I walked into the living room and there on the big flat-screen TV is an aerial view of our house in Malibu, encircled by flames. The flames are close enough to fry the petunias growing beside the front porch.
“ . . . house of surfer Laird Hamilton and his wife, Gabrielle Reece . . . ” the newscaster said.
Shit is burning in the driveway, flames are singeing the side of the house.
“Are my toys burning up in there?” cried Reece.
“It’s okay, Reece, we have this house. Look how lucky we are. We are here in Maui in this house, with our pictures on the walls and all of your toys. Look at everything we have.”
I stroked Reece’s hair while the baby was doing the backstroke in my belly, watching my house in flames. Hours later, after we’d turned off the TV, L.A.
firefighters donned their superhero capes and saved our house, but at the moment it looked as if it would burn to the ground. As I searched my mind to figure out where we were going to stay when we flew back to California, it became clear that we weren’t going anywhere. I would be having this baby in Hawaii. Somehow.
I was thirty-six weeks pregnant, four weeks from giving birth, give or take, and spending my days running around Maui looking for a doctor who would deliver me. It appeared that all the best OBs on the island were part of the Kaiser Permanente system, but I didn’t have Kaiser. When I offered to pay in cash, they refused because I wasn’t a regular patient. A friend who owns a fish market, and provides Kaiser to her employees, offered to hire me, but by then everyone knew that Gabrielle Reece was stalking the good doctors of Kaiser Permanente Maui, on the verge of completely losing her shit.

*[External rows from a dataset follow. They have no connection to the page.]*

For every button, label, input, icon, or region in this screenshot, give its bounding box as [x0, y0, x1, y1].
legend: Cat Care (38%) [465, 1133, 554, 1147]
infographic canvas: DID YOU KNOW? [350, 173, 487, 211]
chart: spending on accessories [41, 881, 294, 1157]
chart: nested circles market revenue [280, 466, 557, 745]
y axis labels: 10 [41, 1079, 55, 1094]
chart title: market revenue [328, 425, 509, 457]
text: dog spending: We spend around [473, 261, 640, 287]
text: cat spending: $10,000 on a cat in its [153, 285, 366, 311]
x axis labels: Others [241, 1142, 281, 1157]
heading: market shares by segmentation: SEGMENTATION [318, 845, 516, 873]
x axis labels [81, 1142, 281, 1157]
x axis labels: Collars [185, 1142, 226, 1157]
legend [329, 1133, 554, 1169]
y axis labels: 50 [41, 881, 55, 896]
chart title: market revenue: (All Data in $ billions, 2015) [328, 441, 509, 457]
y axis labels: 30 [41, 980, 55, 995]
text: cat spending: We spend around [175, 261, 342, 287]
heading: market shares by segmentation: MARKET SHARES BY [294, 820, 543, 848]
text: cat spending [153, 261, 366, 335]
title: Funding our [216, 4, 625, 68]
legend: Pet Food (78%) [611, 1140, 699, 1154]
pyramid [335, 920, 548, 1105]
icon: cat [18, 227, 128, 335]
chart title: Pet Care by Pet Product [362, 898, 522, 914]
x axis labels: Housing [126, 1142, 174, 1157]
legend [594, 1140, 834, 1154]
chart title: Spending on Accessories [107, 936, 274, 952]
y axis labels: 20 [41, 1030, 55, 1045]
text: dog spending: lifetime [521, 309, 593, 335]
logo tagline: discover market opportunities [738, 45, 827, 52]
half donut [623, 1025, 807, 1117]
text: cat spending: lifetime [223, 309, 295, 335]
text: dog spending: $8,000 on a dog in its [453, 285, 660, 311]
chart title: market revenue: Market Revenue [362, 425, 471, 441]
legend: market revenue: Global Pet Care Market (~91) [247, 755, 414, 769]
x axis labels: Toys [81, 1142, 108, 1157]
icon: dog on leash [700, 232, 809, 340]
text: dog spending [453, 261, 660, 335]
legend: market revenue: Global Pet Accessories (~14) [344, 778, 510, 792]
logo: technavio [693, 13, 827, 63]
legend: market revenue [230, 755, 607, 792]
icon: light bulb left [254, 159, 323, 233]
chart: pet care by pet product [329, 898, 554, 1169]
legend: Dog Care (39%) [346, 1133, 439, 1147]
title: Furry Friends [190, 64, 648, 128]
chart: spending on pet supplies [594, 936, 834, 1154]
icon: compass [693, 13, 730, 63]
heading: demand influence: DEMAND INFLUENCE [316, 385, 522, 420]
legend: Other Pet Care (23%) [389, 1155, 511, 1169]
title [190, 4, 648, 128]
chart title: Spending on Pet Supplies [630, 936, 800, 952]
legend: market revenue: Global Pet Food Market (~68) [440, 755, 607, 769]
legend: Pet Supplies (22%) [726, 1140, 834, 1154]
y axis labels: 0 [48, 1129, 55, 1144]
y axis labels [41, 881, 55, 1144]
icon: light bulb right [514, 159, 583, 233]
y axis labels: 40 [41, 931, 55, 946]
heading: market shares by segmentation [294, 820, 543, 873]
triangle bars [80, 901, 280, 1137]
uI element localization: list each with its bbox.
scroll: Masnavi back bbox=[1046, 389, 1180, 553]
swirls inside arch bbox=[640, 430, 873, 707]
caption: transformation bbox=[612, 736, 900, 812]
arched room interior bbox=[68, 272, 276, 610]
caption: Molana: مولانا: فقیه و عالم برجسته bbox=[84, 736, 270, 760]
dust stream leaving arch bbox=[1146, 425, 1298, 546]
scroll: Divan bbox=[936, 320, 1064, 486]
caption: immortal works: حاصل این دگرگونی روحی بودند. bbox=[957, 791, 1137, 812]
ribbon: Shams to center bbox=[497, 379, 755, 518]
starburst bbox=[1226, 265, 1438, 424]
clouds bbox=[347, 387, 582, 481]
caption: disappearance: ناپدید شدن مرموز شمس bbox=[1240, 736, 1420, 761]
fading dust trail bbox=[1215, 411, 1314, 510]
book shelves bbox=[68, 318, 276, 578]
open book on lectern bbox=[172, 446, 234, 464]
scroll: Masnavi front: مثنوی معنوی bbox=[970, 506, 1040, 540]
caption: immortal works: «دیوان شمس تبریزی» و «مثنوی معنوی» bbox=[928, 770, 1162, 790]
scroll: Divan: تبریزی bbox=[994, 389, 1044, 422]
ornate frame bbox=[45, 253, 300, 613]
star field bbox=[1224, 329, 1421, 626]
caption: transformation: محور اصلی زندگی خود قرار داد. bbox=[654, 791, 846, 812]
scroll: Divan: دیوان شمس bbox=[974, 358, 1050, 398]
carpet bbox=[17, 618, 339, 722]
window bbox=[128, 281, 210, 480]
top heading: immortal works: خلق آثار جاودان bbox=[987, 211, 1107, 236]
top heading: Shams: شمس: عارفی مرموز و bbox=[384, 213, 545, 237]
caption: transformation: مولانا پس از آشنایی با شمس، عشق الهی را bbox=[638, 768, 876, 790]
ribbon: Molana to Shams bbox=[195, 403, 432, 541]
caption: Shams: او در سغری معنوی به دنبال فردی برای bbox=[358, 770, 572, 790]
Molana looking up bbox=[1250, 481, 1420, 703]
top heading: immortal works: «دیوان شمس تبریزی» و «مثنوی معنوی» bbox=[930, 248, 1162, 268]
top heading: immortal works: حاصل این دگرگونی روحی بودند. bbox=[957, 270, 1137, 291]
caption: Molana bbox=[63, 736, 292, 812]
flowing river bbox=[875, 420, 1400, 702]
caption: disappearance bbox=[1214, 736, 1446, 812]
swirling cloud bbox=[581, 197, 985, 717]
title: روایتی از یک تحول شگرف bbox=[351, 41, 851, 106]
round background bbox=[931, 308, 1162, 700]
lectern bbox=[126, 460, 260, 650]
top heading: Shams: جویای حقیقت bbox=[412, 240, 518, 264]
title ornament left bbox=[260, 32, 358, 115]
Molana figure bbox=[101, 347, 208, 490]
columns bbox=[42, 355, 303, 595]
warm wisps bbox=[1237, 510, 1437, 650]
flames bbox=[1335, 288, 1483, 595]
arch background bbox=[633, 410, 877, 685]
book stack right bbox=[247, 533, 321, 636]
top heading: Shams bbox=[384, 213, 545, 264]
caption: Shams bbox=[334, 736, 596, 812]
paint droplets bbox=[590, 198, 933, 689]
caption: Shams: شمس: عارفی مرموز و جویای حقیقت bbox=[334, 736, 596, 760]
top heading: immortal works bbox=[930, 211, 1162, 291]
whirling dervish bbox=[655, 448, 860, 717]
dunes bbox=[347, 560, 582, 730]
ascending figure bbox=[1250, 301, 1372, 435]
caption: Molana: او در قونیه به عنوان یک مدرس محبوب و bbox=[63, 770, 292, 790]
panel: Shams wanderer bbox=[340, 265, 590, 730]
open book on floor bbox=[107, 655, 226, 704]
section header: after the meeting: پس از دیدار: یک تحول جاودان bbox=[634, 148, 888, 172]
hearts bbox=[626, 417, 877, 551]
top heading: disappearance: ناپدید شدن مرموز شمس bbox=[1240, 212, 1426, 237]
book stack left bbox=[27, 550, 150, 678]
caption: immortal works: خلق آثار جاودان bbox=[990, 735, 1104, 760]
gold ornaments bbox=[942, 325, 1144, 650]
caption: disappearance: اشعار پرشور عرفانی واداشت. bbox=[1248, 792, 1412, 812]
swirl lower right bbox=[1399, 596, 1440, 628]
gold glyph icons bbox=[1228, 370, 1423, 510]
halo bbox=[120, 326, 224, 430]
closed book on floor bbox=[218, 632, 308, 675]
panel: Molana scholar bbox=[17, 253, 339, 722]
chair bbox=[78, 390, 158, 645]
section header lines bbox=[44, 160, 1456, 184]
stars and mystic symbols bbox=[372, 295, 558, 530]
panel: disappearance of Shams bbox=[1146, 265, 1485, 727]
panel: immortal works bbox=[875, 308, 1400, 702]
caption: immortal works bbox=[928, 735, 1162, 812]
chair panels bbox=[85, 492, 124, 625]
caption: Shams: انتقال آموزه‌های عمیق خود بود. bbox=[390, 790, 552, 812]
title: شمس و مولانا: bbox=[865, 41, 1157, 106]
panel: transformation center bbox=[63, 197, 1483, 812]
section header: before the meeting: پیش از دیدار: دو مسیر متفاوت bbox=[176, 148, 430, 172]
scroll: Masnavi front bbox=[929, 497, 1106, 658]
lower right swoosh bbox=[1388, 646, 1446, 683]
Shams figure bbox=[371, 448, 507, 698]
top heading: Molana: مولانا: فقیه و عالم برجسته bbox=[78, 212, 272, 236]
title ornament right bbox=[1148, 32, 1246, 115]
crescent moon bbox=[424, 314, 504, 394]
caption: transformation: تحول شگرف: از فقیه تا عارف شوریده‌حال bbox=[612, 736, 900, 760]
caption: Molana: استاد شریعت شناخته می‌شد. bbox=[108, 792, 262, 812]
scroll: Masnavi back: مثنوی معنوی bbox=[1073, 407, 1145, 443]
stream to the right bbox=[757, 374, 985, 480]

I found Dr. Christy Hume on a warm, cloudless day. She was young and unflappable and had just arrived from the mainland and was willing to take me on. I could tell by her handshake and the calm way she flipped through my chart that she was competent. Still, I grilled her about the number of babies she’d delivered. “Gabby,” she said, “it’s going to be okay.”
Christmas came and went. Still no baby. New Year’s Day morning I woke up with labor pains but I couldn’t believe these were contractions; who goes into labor on New Year’s Day? But we started timing them, and I called Dr. Hume and she said it sounded as if today was the day. Minutes later the phone rang again.
“Hey, Gabrielle, it’s Owen Wilson, do you remember me?”
“Hey, Owen. Yeah, I remember.” Owen lives on Maui when he’s not on a film, and he shows up to see Laird every once in a while.